FIG. 2 is a circuit diagram showing a specific configuration of a periodic waveform generation unit.

FIG. 3 is a circuit diagram showing a specific configuration of a level range adjusting unit and a level range setting unit.

FIG. 4 is a circuit diagram showing a specific configuration of a rectangular wave generating means.

FIG. 5 is a circuit diagram showing a specific configuration of a switching unit.

6A and 6B are timing charts showing the operation of the present embodiment, wherein FIG. 6A is a full-wave rectified waveform, FIG. 6B is a voltage signal at a point p1, FIG. 6C is a sawtooth wave, and FIG. The voltage signal at point p3 when 0 is set, and (e) and (f) are V
the voltage signal at point p3 when a = 0.5, (g)
Indicates an AC voltage waveform in which the vicinity of the peak point has been cut.

FIGS. 7A and 7B are timing charts showing an operation according to a modification of the present invention. FIG. 7A shows an AC voltage waveform, FIG. 7B shows a half-wave rectified waveform, and FIG. 7C shows a half-wave rectified waveform. 4 shows a sawtooth wave.

FIG. 8 is an explanatory view showing a modification of the periodic waveform, and FIG.
Indicates an exponentially changing periodic waveform, and (b) a monotonically increasing sawtooth wave.

[Explanation of symbols]

 DESCRIPTION OF SYMBOLS 1 Dimming device 2 Stabilization circuit 3 Diode bridge circuit 4 Periodic waveform generation means 5 Level range setting means 6 Square wave generation means 7 Level range adjustment means 8 DC power supply 9 Switching means 10, 20 MOS-FET E1 AC power supply FL1 Fluorescent lamp (Illumination light) TR1 Transformer CMP1 to CMP3 Comparator A1 Integrator A2, A3 Buffer amplifier A4, A5 Differential amplifier

Claims (6)

[Claims] 1. A dimming device for dimming the illuminance of an illuminating lamp that is turned on when supplied with an AC voltage, comprising: means for cutting an arbitrary intermediate portion of a half-wave waveform in the AC voltage waveform. An illumination light dimming device, comprising: 2. A dimming device for dimming the illuminance of an illuminating lamp that is turned on when supplied with an AC voltage, wherein the dimming monotonically decreases or monotonically increases in a cycle that is an integral multiple of a half cycle of the AC voltage. Periodic waveform generating means for generating a periodic waveform; level range setting means for setting an arbitrary level range between a minimum level and a maximum level of the periodic waveform; and whether or not the periodic waveform falls within the level range Depending on
A rectangular wave signal generating means for generating a rectangular wave signal whose level and L level change; and a switching means for turning on and off an AC voltage supplied to the illumination lamp in synchronization with the rectangular wave signal. Light dimming device for lighting lamps. 3. A dimming device for dimming the illuminance of an illuminating lamp that is turned on when supplied with an AC voltage, wherein: a full-wave rectifier for full-wave rectifying the AC voltage; Periodic waveform generating means for generating a sawtooth wave of the following; level range setting means for setting an arbitrary level range between a minimum level and a maximum level of the sawtooth wave; and wherein the sawtooth wave falls within the level range.

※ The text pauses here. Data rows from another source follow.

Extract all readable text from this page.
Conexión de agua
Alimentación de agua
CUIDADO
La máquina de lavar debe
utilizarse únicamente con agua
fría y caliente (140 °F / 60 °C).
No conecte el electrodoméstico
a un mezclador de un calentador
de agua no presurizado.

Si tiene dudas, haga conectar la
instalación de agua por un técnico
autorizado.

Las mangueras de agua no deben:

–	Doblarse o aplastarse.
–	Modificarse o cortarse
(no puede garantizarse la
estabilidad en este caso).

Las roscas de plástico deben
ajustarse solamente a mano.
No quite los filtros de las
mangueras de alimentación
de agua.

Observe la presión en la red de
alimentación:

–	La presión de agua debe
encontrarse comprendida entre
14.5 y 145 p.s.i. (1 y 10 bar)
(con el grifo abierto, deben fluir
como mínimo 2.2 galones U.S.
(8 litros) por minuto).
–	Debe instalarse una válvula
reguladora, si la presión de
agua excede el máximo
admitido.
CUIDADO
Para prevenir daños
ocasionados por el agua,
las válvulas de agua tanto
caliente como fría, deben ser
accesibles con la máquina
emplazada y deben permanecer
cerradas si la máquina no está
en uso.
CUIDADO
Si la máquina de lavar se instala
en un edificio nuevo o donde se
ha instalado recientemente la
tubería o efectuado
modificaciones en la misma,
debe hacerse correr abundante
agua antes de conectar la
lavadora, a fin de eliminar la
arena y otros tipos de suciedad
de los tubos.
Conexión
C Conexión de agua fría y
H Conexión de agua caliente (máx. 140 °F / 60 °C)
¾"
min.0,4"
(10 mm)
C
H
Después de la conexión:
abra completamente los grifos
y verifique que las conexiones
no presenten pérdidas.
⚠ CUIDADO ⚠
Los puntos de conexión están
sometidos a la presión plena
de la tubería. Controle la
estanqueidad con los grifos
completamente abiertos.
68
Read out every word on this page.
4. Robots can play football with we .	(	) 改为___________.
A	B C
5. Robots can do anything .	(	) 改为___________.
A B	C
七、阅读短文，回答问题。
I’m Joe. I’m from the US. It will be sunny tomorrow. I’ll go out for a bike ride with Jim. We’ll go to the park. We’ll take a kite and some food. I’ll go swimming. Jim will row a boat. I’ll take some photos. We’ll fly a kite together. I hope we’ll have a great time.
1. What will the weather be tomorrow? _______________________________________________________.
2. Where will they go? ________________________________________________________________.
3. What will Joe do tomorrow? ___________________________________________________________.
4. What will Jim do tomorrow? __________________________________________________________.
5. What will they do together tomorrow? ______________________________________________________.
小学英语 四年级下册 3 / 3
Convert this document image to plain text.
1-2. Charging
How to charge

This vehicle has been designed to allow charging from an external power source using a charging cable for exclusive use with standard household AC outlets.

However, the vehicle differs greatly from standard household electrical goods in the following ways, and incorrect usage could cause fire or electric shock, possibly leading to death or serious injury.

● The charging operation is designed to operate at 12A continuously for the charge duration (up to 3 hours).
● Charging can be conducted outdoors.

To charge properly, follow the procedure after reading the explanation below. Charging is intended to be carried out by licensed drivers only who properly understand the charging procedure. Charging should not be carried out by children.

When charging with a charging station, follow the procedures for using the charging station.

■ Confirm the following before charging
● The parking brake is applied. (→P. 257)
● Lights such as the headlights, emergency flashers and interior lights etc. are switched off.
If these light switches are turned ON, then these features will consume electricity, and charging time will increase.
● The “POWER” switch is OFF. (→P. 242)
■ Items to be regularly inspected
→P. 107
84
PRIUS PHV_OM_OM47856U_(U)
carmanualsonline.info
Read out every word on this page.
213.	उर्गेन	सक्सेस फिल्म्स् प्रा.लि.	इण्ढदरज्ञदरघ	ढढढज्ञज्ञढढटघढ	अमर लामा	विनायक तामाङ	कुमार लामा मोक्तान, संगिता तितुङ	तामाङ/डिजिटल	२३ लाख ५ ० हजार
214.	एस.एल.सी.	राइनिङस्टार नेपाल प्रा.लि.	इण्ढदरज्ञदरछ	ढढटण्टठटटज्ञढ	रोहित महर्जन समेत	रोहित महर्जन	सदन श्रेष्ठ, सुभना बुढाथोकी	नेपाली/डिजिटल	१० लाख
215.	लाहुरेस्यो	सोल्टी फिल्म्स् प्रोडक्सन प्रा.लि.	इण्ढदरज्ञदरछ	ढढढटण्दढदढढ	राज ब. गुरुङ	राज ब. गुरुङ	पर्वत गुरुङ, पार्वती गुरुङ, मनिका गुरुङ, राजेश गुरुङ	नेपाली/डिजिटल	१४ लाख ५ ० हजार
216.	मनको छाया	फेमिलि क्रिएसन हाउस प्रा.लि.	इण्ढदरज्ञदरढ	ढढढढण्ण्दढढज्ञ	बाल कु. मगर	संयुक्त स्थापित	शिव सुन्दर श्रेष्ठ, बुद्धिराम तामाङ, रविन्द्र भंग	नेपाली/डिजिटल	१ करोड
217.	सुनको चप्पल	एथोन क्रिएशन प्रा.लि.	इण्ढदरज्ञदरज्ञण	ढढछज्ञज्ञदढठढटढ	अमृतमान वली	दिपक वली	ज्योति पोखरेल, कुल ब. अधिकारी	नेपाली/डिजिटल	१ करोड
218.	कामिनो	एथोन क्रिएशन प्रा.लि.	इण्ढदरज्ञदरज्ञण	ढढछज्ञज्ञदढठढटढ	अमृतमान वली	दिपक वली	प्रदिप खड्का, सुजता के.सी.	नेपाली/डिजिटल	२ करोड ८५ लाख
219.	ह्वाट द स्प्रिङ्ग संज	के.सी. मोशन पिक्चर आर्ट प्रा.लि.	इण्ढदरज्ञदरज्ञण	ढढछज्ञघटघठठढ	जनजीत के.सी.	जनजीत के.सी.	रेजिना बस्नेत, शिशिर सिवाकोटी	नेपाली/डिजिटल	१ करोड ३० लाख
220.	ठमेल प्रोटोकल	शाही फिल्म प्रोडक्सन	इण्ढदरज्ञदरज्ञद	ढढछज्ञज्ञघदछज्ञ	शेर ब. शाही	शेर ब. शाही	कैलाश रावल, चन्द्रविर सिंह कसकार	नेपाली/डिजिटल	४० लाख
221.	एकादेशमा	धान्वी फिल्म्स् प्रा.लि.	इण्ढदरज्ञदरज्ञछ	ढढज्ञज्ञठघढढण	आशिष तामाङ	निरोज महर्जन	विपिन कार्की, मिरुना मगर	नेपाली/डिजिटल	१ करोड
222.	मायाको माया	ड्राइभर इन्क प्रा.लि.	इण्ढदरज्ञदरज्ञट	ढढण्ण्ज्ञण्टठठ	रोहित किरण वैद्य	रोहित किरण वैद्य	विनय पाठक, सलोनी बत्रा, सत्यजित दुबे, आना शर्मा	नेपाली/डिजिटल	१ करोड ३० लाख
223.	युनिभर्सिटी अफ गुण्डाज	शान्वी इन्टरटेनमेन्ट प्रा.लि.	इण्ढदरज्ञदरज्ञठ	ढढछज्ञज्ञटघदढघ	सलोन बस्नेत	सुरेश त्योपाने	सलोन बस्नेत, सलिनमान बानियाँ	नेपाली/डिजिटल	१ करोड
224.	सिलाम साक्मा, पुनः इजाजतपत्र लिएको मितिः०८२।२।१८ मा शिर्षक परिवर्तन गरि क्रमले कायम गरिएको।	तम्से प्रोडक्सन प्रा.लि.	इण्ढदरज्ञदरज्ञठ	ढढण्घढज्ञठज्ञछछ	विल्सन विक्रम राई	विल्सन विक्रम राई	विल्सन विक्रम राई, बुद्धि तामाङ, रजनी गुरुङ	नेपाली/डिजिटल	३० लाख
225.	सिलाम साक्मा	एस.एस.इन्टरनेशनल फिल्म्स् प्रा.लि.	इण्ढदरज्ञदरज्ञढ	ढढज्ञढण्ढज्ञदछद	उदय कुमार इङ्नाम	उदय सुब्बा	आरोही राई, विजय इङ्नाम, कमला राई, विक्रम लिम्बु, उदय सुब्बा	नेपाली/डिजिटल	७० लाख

A rectangular wave signal generating means for generating a rectangular wave signal which is H level when the signal is input and L level when the signal is not input; and turns on the AC voltage supplied to the illumination lamp when the rectangular signal is at the H level. Switching means for switching off when the signal is at the L level. 4. The illuminating lamp according to claim 2, further comprising a level range adjusting unit capable of appropriately changing a level range set by said level range setting unit. Dimming device. 5. The level range setting means, wherein the level range is set by distributing the same level up and down from an intermediate level between the minimum level and the maximum level of the waveform generated by the periodic waveform generating means. The dimming device for an illumination lamp according to any one of claims 2 to 4. 6. The switching means includes a MOS-FE.
The dimming device for an illumination lamp according to any one of claims 1 to 5, wherein the dimming device is formed of one of T and IGBT.